The journey begins on a plain white carpet which comes to life with images, illusions and sounds as, step by step, a dancer opens up the different gardens of the story. Then discover for yourself the secrets of these magical gardens. Truly a walk into another world.

The Italian Garden
9, 16 March at 10.30am & 3.30pm; 13 March at 6pm / FOR AGES 8 AND UP

The Japanese Garden
8, 15 March at 3.30pm; 14 March at 6pm / FOR AGES 6 AND UP

The Kurdish Garden
8, 15 March at 10.30am / FOR AGES 4 AND UP




Event Dates

8 Mar (Sat):  10:30am & 3:30pm
9 Mar (Sun):  10:30am & 3:30pm

13 Mar (Thu):  6:00pm
14 Mar (Fri):  6:00pm
15 Mar (Sat):  10:30am & 3:30pm
16 Mar (Sun):  10:30am & 3:30pm Selling fast

Pricing (excl. service fees)
GA $25.00
FR $22.50
Child GA $15.00

Duration:  50 mins, no interval

Venue Details:  Te Papa level 2  

Children’s Cheering Carpet – Free Installation Times

Experience the Children’s Cheering Carpet for yourself and play with the interactive sensory installation The Japanese Garden. A maximum of 25 children with caregiver per session. Bookings can be made on the day or a day in advance at the venue.

Sat 8 Mar
12.30-12.55pm, 1pm-1.25pm, 1.30pm -1.55pm, 2pm-2.25pm

Sun 9 Mar
12.30-12.55pm, 1pm-1.25pm, 1.30pm-1.55pm, 2pm-2.25pm

Tue 11 Mar
3.00pm-3.25pm, 3.30pm-3.55pm, 4pm-4.25pm, 4.30pm-4.55pm

Wed 12 Mar
3.00pm-3.25pm, 3.30pm-3.55pm, 4pm-4.25pm, 4.30pm-4.55pm

Thu 13 Mar
1.00pm-1.25pm, 1.30pm-1.55pm, 2pm-2.25pm, 2.30pm-2.55pm, 3.30pm-3.55pm, 4pm-4.25pm,  4.30pm-4.55pm 

Fri 14 Mar
1.00pm-1.25pm, 1.30pm-1.55pm, 2pm-2.25pm, 2.30pm-2.55pm, 3.30pm-3.55pm, 4pm-4.25pm, 4.30pm-4.55pm 

Sat 15 Mar
12.30pm-12.55pm, 1pm-1.25pm, 1.30pm-1.55pm, 2pm-2.25pm 

Sun 16 Mar
12.30pm-12.55pm, 1pm-1.25pm, 1.30pm-1.55pm, 2pm-2.25pm 

1 hr

A shared experience

Review by John Smythe 11th Mar 2008

Generating a quality of mystique can gild an otherwise ordinary lily or enhance the magic of a theatrical experience. In the case of the Children’s Cheering Carpet, from Italy’s Compagnia TPO, I think the latter applies.

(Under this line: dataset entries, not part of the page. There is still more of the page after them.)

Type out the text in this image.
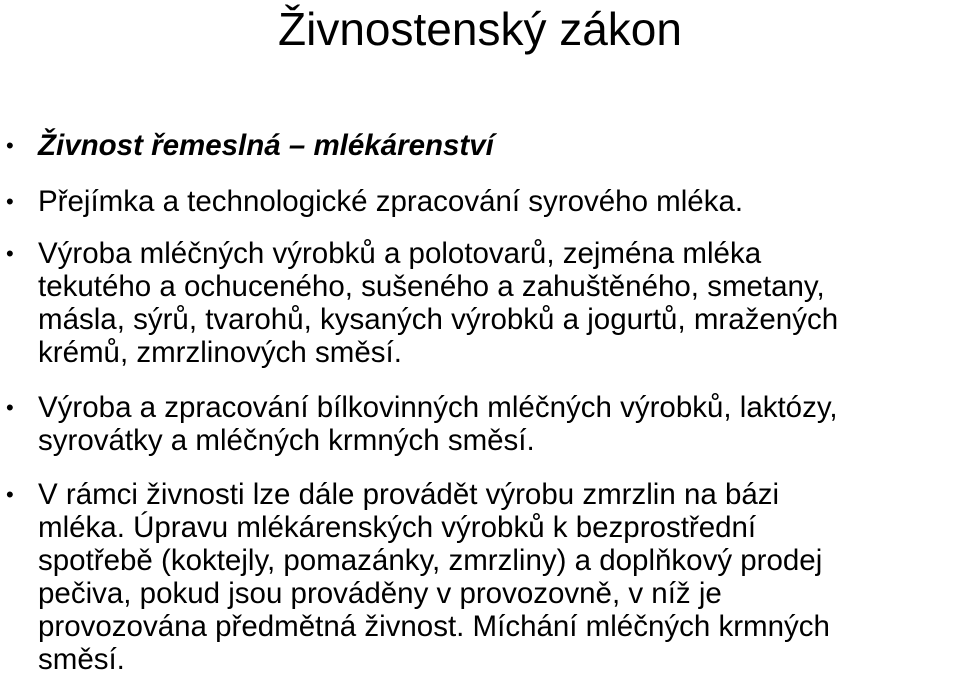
Živnostenský zákon
• Živnost řemeslná – mlékárenství
• Přejímka a technologické zpracování syrového mléka.
• Výroba mléčných výrobků a polotovarů, zejména mléka
tekutého a ochuceného, sušeného a zahuštěného, smetany,
másla, sýrů, tvarohů, kysaných výrobků a jogurtů, mražených
krémů, zmrzlinových směsí.
• Výroba a zpracování bílkovinných mléčných výrobků, laktózy,
syrovátky a mléčných krmných směsí.
• V rámci živnosti lze dále provádět výrobu zmrzlin na bázi
mléka. Úpravu mlékárenských výrobků k bezprostřední
spotřebě (koktejly, pomazánky, zmrzliny) a doplňkový prodej
pečiva, pokud jsou prováděny v provozovně, v níž je
provozována předmětná živnost. Míchání mléčných krmných
směsí.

The audience is ushered into the low-lit, sacred-feeling space in four groups of 20, asked to divest themselves of shoes, bags and other paraphernalia, and led to the two-tiered bench seats that face into the square performance space: children in front, others behind.

We ‘played’ in The Italian Garden (the other two options being The Japanese Garden and The Kurdish Garden), so the shadow image we looked at while waiting was of a cast iron gate. Its opening, and the covering of the ground with garden imagery – growth and paving – signals the start of the show.

Two dancers begin to explore the space, which responds to their stepping, rolling, dancing… Once a certain logic is established – mostly to do with their actions making images appear or disappear on any one of the 36 (I think) projected squares that grid the rubberised mat – children are gently invited to join the dancers and explore the idea themselves. In most cases, the dancers soon leave the children to it, until that sequence ends and it’s time to sit once more.

To be technical: the square mat is a screen for a computer-generated data show projected from directly above; sensors beneath the mat send signals to the computer which responds accordingly, and the imagery changes in form and nature with each sequence.

As the stylised Renaissance garden moves through the four seasons, every child and a number of adults get the chance to join in. The capacity of children to intuit what’s needed is nicely judged. So too is the need to break it up with more formalised sequences performed by the dancers. 

It is very much a shared experience, and unique in its detail to the people participating in any one show.